April 20, 2006

Research on technology economic development – Please help!

I’ve gotten involved in some pro bono research and education, and I’d appreciate whatever help my friends in the industry can provide.

The project is: I want to offer pithy advice to developing countries that seek to strengthen their technology industries. Major subjects include:

• What kind of policies should they adopt (and avoid!) to foster development?
• What sectors should they emphasize or even try to prosper in, given their present starting conditions?

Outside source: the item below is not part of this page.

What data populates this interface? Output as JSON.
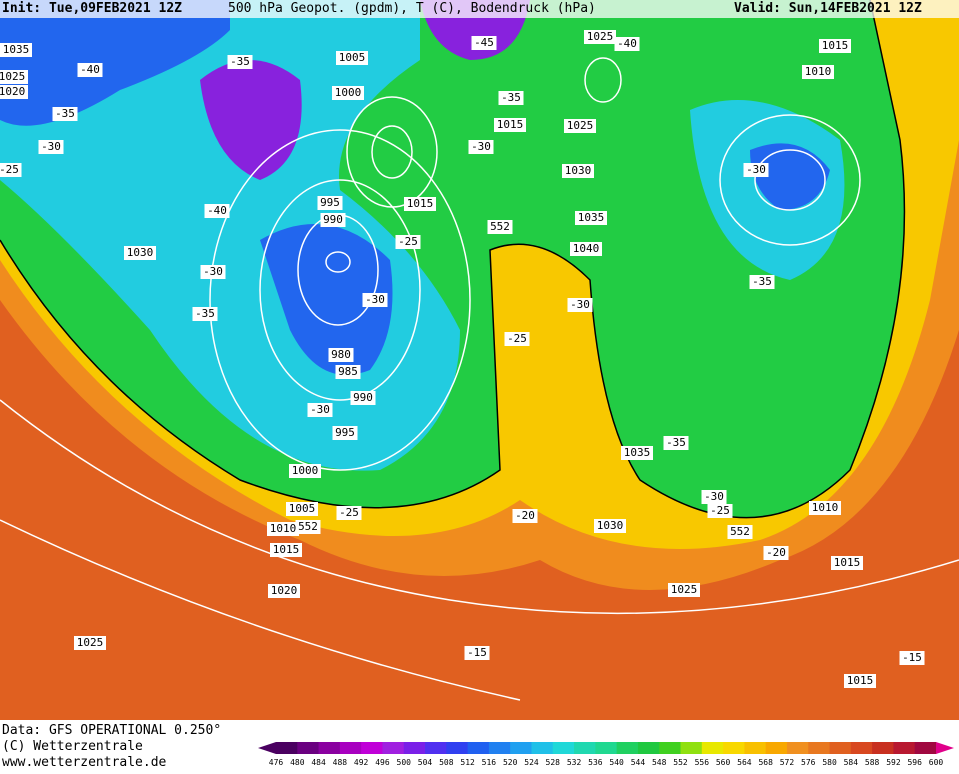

I was inspired to pursue this by – and intend to present preliminary results at– a panel I’m running on May 21 at the TECHLEB|06 conference in Cambridge, MA. So that’s my deadline for finishing Phase 1 of the project.

How you can help

I’d appreciate your thoughts in any format – email, phone call, comment to this blog post, whatever – on questions like these, for any developing country you have familiarity with:

• If the country has had well-run tech companies that failed to prosper, why did they fail?
• If the country has had tech companies that succeeded but probably would have failed in many other developing countries, what were the differences among countries that seem to have allowed success?
• Were there any events or particular developments that seem to have made a big difference in starting or stopping tech industry success? Which government policies, if any, were a big help or hindrance?
• What is the availability of educated people? Academic/technical training? Tech industry experience? In what respects is that adequate/inadequate?
• Same questions – physical and logistical infrastructure.
• What else should I be asking?

In all cases, it would be very helpful to note which sectors(s) of technology you’re talking about, because different countries have succeeded in different ones. For example, India started out with professional services companies, while Taiwan succeeded primarily in electronics manufacturing and assembly. And mainland East Asia’s successes (domestic Chinese companies somewhat excepted) seem to be mainly in branches and satellite operations of large global tech companies. Israel’s tech industry, perhaps even more than the US’, seems driven heavily by defense spinoffs, and is divided across a variety of electronics sectors accordingly.

And if you have insight into biotech or other fast-growing areas, that would be phenomenal too.

I’ll put my own preliminary thoughts in another post. Watch the comments section to this one for a trackback!

Comments

3 Responses to “Research on technology economic development – Please help!”

  1. The Monash Report»Blog Archive » Keys to technology-driven economic development, Part 1 on May 3rd, 2006 3:38 am

    […] In connection with a forthcoming panel for the TechLeb conference, I posed some basic questions about tech industry economic development, and promised to also take a crack at them myself. […]

  2. rob finn on June 5th, 2006 10:43 pm

    Have you considered speaking with Lester Thurow?

  3. Curt Monash on June 7th, 2006 2:32 am

    I met Lester Thurow once in my life, approximately a quarter-century ago, for little more than a grip-and-grin.

    Contacting him now didn’t cross my mind.